Under the Land Bank Act, municipalities can designate a local authority to repurpose vacant, delinquent parcels for sale to new owners who will improve the property. Previously, reclaiming those properties was a cumbersome legal process left to sheriff’s offices and redevelopment authorities.
Officials say there are more than 300,000 vacant properties in Pennsylvania, including many properties that are tax-delinquent. A 2010 report said such properties cost state taxpayers about $20 million a year.
The new law will allow local governments to package blighted properties into large tracts that can accommodate new homes or businesses. The measure applies to municipalities with a population of at least 10,000.

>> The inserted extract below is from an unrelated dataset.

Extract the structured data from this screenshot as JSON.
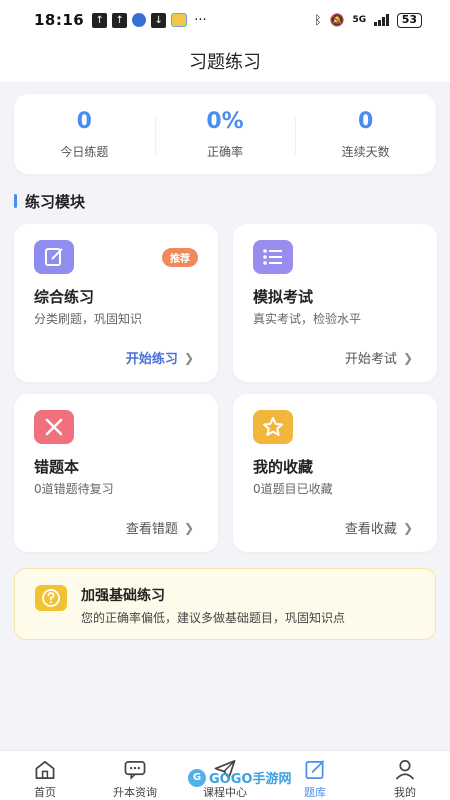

“This could really help us,” Dennis Davin, director of the Allegheny County Economic Redevelopment Department told the Tribune-Review. “We have a vacant property program, where we help municipalities redevelop vacant land when they ask, but it’s a very long process. This could not only shorten the process but reduce the cost of it.”
Other communities have adopted a similar approach to combating blight. Milwaukee, for example, is developing a program to transfer foreclosed property to residents and community organizations to improve them, through such uses as urban agriculture and urban homesteading. The city’s HOME GR/OWN program will draw upon nearly 4,000 vacant lots and foreclosed homes.